Bringing your paycheck to the bank was a regular ritual for most workers. Today, direct deposit is the safer, automated way to go, while other checks can be deposited with your bank’s smartphone app. Most other chores that used to be done in person, such as applying for a loan, can be done faster and more easily online.

Create a budget

It’s still important to have a plan for where your future money will go and to compare your expenditures against that plan to avoid overspending.

But you no longer have to start from scratch, sifting through a pile of statements and receipts to craft a budget. Account aggregation and budgeting sites such as Mint can analyze months’ worth of transactions to help you create a spending plan, monitor your progress and warn you when you’re about to overspend in a given category.

Track your mileage

Back in the day you needed to keep a driving log, usually handwritten, to track your mileage if you wanted to be reimbursed or to deduct the expense in your business. You had to include dates and miles driven plus where you went and the business purpose of the trip. It was a lot of work and it was easy to forget trips, which meant leaving money on the table.

Fortunately, most of the hassle has been automated away now with mileage-tracking apps such as MileIQ that record when and where you drove. You swipe right to classify a trip as business or left to deem it personal. The app lets you assign a specific purpose, such as a commute between offices, customer visit, meeting, travel, etc.

Pay for a credit score or report

Knowing what lenders are saying about you is important, since the information in your credit reports is used to set insurance premiums and utility deposits in addition to determining the rates and terms you get on loans. Credit reports are also used by landlords and many employers.

Not that long ago, you typically had to pay for copies of your credit reports and scores. It was a big step forward when the federally authorized website AnnualCreditReport.com went online more than a decade ago, but you still could access your free credit reports only once a year and you had to pay for scores.

Now you can get both pretty much on demand.

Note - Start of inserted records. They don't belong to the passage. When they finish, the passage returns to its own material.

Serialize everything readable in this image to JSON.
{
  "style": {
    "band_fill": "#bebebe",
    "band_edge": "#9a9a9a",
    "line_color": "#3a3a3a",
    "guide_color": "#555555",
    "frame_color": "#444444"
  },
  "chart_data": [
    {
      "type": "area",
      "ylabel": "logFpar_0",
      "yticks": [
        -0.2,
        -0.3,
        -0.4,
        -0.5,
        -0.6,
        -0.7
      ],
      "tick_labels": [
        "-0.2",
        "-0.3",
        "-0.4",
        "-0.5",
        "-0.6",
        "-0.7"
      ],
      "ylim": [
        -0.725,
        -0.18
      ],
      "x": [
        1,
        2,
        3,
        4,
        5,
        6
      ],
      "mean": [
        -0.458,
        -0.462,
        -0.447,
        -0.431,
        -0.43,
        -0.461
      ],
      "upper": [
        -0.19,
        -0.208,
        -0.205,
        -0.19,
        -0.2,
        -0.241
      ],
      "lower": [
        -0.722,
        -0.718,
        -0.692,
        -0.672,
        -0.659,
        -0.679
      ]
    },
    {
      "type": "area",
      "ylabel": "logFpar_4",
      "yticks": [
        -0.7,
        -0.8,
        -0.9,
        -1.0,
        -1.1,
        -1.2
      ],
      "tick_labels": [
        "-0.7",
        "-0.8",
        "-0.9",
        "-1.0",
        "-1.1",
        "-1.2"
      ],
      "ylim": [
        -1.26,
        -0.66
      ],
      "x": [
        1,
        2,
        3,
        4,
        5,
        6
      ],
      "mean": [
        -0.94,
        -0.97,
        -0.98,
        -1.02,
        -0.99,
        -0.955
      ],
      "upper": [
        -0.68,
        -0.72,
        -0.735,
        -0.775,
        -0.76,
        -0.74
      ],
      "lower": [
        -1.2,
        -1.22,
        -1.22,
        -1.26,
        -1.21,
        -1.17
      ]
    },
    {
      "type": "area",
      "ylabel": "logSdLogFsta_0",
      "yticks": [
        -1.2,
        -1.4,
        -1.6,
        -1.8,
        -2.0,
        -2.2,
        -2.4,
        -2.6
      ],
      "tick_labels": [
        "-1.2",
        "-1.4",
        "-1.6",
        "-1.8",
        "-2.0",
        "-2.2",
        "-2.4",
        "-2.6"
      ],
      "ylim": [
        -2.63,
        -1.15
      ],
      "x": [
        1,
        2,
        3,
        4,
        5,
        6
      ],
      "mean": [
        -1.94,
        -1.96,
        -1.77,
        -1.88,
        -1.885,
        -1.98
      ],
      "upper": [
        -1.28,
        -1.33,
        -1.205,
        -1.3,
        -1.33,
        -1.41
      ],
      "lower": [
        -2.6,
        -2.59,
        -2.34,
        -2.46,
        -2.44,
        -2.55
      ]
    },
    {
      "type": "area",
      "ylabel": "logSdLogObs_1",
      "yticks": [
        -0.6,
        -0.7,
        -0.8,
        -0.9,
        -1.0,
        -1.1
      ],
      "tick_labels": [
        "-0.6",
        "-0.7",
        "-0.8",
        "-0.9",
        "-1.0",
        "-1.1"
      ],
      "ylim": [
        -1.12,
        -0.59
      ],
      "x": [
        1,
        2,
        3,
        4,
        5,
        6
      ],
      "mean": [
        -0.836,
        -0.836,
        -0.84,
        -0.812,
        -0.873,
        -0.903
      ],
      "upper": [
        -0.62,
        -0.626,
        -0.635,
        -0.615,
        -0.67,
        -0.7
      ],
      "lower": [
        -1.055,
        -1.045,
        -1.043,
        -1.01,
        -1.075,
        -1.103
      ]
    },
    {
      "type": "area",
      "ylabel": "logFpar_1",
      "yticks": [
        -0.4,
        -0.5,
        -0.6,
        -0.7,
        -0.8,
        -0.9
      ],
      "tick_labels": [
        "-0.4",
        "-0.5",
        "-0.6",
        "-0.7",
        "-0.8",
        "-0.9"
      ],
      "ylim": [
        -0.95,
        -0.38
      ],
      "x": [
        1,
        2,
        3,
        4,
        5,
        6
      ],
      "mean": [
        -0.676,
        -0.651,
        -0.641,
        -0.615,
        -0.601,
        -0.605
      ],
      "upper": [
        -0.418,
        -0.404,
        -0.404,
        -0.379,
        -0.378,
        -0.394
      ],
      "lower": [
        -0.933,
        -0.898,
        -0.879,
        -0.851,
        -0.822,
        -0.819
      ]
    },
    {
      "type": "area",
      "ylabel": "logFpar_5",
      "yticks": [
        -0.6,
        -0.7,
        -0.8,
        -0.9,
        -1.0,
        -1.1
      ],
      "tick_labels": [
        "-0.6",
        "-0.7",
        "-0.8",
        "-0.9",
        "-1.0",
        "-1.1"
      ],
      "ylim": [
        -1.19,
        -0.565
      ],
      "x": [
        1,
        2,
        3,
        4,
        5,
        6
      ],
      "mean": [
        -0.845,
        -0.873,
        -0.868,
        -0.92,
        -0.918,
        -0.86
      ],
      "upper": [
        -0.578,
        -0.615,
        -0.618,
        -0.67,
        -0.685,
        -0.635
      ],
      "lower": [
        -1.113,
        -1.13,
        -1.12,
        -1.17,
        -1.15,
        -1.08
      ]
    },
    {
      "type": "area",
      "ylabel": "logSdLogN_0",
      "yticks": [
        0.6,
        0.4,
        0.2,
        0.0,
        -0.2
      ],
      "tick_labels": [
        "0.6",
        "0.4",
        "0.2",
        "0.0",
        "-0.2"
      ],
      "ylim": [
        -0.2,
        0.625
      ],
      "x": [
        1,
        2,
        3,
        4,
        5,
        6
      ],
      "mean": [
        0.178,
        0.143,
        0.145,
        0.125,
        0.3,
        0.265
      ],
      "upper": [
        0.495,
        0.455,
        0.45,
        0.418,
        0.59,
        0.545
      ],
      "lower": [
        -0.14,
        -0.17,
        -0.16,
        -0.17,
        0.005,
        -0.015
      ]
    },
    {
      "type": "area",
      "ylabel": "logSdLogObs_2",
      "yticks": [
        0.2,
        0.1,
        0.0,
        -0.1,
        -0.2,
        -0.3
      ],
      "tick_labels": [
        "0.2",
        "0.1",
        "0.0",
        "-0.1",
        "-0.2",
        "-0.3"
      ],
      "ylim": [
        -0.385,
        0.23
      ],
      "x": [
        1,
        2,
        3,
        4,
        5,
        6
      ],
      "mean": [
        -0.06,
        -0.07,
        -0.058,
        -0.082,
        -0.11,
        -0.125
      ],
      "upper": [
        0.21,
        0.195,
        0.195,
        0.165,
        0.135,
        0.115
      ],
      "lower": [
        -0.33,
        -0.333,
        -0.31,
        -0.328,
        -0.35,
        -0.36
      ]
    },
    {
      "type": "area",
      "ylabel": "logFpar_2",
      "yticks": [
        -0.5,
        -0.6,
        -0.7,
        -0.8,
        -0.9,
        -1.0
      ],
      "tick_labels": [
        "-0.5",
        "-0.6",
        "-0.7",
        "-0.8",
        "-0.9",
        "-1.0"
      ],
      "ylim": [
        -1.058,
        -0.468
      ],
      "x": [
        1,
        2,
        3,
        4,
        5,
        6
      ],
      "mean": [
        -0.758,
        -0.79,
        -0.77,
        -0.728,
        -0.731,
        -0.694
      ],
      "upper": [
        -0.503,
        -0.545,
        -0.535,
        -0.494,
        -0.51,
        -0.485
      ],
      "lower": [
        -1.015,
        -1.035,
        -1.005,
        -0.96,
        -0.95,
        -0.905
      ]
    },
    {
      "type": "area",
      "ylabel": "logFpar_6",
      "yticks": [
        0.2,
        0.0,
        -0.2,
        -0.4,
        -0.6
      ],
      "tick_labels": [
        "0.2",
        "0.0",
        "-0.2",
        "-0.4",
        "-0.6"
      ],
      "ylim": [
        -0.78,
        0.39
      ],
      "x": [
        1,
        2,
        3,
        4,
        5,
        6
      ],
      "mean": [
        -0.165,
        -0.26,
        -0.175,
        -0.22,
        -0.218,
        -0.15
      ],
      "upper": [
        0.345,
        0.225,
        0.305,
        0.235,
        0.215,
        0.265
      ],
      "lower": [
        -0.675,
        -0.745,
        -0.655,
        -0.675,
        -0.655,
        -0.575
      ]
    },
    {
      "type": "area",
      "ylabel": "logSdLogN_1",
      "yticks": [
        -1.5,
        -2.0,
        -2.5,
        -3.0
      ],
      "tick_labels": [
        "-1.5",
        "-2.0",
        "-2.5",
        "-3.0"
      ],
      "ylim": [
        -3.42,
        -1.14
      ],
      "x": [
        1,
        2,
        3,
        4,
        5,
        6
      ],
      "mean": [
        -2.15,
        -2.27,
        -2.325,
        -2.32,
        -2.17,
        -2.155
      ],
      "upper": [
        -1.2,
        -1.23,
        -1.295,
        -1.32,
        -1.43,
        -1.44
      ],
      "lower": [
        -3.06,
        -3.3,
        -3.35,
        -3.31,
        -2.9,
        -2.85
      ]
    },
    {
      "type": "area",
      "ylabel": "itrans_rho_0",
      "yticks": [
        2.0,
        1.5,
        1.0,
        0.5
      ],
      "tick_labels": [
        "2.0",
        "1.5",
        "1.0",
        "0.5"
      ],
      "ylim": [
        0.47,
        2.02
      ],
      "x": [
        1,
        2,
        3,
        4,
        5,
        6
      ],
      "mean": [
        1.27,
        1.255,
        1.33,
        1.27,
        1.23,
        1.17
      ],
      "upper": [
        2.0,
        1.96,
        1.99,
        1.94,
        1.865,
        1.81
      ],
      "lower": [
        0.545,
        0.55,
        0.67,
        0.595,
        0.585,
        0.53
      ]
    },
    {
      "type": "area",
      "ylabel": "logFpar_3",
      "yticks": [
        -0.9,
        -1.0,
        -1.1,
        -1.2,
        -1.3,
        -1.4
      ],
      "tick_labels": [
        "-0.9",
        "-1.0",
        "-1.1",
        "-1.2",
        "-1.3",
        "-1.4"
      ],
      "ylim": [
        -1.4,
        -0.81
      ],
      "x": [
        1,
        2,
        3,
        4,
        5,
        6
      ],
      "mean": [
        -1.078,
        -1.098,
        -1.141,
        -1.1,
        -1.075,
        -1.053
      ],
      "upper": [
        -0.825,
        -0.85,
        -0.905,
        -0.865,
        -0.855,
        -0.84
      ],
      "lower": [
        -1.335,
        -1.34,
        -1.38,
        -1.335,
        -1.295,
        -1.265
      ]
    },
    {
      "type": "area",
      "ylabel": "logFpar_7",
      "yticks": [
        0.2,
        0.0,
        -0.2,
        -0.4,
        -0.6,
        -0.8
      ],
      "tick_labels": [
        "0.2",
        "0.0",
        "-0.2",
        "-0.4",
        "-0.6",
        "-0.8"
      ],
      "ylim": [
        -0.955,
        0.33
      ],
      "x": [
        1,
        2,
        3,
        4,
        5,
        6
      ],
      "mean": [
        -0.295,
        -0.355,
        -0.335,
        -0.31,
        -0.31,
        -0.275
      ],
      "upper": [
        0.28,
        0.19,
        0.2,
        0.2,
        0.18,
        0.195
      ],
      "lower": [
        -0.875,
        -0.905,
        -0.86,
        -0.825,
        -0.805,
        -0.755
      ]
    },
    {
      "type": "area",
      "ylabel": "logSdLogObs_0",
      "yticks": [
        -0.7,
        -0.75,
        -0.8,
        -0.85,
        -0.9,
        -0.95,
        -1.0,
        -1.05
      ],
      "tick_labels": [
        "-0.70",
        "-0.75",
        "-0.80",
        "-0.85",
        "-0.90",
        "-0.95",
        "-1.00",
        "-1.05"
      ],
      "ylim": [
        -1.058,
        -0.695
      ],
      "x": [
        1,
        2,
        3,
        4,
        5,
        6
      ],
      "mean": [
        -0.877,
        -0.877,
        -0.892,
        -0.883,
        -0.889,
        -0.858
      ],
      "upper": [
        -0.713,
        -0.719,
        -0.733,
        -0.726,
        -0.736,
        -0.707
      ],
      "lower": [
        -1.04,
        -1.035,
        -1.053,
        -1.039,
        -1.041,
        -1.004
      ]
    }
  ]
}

NerdWallet and other personal finance sites offer free credit scores and reports updated monthly or even weekly. The credit reports tend to come from a single credit bureau, and typically the scores are VantageScores, which share a 300-to-850 scale with FICO scores and weigh the information in your credit reports similarly. So while you won’t get a comprehensive view of your credit picture, you’ll get enough information to know generally where you stand with lenders, and you can track your progress as you work to improve and maintain your scores.

Many credit card issuers, including American Express, Bank of America and Barclaycard US, offer free FICO scores to their cardholders, while Discover offers free FICO credit scores to anyone. Capital One offers free VantageScores to anyone.

You may still want to buy your scores from MyFico.com to get a more precise idea of the rates and terms you’re likely to receive on a major loan such as a mortgage or an auto loan, since FICOs are the scores used in most lending decisions. But you don’t need to pay just to keep an eye on your credit.